A Texas judge signed a final decree in 2023, ending the community property portion as of 2019, the date of separation. The decree calculated and divided the servicemember's High 3 and years of service as if the marriage had ended in 2019. Post trial, the judge writes a letter denying that this language meant he treated the remaining retired pay as separate property. The judge awarded each party 50% of whatever accrued between the date of marriage and date of separation, where a military pension does not accrue as it does not exist until 20 years are served. During the trial, the judge did not mention or address the remaining undivided portion including classification or award. All post trial objections were sustained, including preemption of federal law. This was a discretionary award in a no fault divorce. No case law found to support this division.

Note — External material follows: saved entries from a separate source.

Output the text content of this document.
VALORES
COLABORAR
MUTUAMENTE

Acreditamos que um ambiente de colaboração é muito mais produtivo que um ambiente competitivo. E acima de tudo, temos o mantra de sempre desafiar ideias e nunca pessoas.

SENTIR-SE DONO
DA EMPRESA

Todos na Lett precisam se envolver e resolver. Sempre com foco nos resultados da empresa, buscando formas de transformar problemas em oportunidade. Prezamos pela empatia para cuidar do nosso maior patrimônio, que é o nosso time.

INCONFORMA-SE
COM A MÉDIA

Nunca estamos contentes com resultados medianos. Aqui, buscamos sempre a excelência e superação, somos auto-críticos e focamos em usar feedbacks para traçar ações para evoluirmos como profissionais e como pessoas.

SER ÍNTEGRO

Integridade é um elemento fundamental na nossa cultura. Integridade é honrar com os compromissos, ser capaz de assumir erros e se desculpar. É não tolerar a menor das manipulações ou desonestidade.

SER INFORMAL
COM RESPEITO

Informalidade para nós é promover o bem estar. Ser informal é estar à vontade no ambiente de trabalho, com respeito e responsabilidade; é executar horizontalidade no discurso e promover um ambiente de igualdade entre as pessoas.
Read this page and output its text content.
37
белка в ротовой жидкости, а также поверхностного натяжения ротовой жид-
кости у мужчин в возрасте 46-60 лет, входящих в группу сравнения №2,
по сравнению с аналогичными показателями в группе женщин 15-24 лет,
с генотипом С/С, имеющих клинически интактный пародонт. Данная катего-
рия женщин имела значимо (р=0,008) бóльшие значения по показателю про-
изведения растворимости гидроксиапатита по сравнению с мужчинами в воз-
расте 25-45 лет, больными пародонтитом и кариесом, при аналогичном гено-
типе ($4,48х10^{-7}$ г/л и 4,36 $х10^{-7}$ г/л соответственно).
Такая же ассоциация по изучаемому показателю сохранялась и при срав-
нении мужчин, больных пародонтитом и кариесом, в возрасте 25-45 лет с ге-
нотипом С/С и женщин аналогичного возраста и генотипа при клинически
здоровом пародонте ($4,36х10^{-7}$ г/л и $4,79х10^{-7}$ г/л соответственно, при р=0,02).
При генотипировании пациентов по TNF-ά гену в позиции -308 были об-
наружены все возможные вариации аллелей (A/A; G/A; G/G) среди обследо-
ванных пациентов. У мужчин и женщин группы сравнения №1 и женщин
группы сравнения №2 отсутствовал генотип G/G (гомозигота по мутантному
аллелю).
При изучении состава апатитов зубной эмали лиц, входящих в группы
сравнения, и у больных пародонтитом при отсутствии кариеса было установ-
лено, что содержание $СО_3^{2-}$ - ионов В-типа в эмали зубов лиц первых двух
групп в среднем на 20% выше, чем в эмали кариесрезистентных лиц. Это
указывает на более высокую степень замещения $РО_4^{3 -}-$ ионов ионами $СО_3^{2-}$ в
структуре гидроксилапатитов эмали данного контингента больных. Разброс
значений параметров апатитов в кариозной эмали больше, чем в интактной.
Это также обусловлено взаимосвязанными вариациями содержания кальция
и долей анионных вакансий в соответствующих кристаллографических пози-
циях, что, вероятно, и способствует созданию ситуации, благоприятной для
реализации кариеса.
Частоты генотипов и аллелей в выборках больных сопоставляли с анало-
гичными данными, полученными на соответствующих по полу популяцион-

The community portion of military retirement pay is that portion which accrues during the existence of the marriage, i.e. from the date of marriage to the date of divorce. Any portion that accrued outside of the existence of the marriage is the servicemember's separate property.
However, a divorce court is not obligated to divide the community portion of military retirement pay in kind equally 50-50. The divisions of community property must be "just and right." It sounds to me like the court determined that the servicemember is entitled to that part of the community portion of his/her own military retirement that accrued from the date of separation to the date of divorce, and that the spouses should split that part of the community portion that accrued from the date of marriage through the date of separation as part of the court's "just and right" division of their community property.
A military pension DOES in fact accrue during the period of a servicemember's service in the armed forces but it does not VEST unless and until the servicemember has served 20 years. The DoD is very familiar with these types of calculations and does them all the time for both the old High 36 and current BRC plans. I don't see a valid federal preemption argument in the context of this question.